You’re On Date Three!
It’s time to discuss his family, past relationship history, etc. in more detail
Ask a little more about his relationship with his immediate family. Delve a little deeper into his past relationships and what he's learned from them. Remember to keep it relatively brief, keep a positive attitude, and offer praise on his learning experiences. As you begin to share your past relationship history, express that you are in a great place in your life and thankful for the lessons you’ve learned. You can always let him know what you look forward to doing differently next time around and vice versa.
What is his view on spirituality?
Let's face it, with 87% of the population on earth believing in a higher power, we cannot get around this topic. It's important to communicate how involved you are in your faith, if at all. Are you someone who is ok with him being spiritual and non-religious or would you expect him to physically attend service with you on a regular basis? It's important to know now to avoid conflicts later in the relationship.
Know your view on marriage and relationships and ask for his.

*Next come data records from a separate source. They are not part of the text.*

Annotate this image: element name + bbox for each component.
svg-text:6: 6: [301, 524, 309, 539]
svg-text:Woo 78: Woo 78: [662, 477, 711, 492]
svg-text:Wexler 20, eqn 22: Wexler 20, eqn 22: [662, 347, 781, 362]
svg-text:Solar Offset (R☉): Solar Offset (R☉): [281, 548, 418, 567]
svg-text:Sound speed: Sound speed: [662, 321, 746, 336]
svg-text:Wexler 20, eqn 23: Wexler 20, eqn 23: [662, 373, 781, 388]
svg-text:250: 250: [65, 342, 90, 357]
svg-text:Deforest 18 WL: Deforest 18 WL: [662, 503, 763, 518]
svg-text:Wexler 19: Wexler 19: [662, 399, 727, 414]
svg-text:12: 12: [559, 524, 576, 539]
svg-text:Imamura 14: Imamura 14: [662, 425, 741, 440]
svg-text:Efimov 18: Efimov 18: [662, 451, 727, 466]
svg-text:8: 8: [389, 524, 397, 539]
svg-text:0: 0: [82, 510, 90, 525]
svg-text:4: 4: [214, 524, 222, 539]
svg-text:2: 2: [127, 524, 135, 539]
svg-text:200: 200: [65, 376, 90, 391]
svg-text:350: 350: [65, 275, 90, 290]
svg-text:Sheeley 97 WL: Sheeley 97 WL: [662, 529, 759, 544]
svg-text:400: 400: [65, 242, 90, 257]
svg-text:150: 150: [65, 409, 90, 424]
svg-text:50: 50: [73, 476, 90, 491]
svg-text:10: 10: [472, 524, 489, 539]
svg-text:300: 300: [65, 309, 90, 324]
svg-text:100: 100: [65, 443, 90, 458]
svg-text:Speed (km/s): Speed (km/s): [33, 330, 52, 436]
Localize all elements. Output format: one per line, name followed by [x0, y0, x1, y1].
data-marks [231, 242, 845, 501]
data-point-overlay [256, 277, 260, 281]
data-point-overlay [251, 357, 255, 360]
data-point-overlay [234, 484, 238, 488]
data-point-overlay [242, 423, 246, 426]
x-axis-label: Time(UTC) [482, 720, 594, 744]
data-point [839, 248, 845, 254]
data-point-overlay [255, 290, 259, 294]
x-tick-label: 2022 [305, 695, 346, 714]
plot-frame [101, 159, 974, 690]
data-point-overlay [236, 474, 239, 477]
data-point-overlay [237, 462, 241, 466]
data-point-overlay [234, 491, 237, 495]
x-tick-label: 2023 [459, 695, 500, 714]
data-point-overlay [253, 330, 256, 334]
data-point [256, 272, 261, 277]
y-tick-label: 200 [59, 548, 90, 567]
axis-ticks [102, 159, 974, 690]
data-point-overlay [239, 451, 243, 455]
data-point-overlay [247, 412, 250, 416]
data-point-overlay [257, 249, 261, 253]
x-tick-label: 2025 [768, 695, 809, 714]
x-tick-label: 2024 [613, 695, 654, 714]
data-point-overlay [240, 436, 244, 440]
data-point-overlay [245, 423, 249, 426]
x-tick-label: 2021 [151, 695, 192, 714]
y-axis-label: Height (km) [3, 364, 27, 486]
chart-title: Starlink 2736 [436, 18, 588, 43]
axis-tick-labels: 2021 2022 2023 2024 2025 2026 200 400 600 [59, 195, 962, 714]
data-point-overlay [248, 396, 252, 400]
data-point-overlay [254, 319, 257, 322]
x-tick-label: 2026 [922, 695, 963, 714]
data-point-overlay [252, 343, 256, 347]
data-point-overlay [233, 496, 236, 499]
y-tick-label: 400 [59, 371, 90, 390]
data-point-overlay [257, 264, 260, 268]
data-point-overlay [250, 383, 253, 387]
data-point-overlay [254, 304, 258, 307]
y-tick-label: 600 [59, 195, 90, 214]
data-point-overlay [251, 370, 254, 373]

You may have grown up seeing more traditional relationships where the man takes the lead with decisions and finances. Or you may envision you both approaching everything 50/50. Since 9 times out of 10 he didn’t grow up around you, he has no idea what you have in mind that makes a solid, long-lasting relationship. So we suggest you ask what types of relationships he grew up around and how he envisions his own in the future.
Does he want children, and if so, what is his view on parenting and fatherhood?
Have you ever known someone who kept moving forward in a relationship knowing her man didn’t want children and she thought she would “love him” into changing his mind? Ladies take him at his word. On the other hand if he does want children, ask what parental roles he saw growing up and what he would like to mirror or maybe do differently when it’s his turn. Overall, if both of your views on having children or parenting turn out to be in sync that is a major plus.
What are his thoughts on sexuality?
Yes we know this subject can be a bit uncomfortable, but the truth is, sex is one of the most important connections, and sometimes downfalls, in a relationship. It’s important to know each other’s expectations and what you both describe as healthy sex. Without probing too deeply by date 3, there are ways to find out things like whether he feels sex is for couples that are monogamous? Or is it ok while you’re both still getting to know each other and dating other people? Or is it reserved for married couples only and even then, what does he envision? You will certainly hear a few buzzwords in his explanation that will let you know whether you’re both on the same page.
What is his view of money?
Some men have been raised to feel like they should be the provider for their household. Others may have been hurt or used in the past and more guarded about sharing finances when in a serious relationship or marriage and have more of a “what’s mine is mine and what’s yours is yours” philosophy. With finances being one of the top reasons for failed relationships, by date three we would suggest you have an overall understanding of whether your views on finances are at the very least loosely aligned. You can always get into more detail in subsequent dates.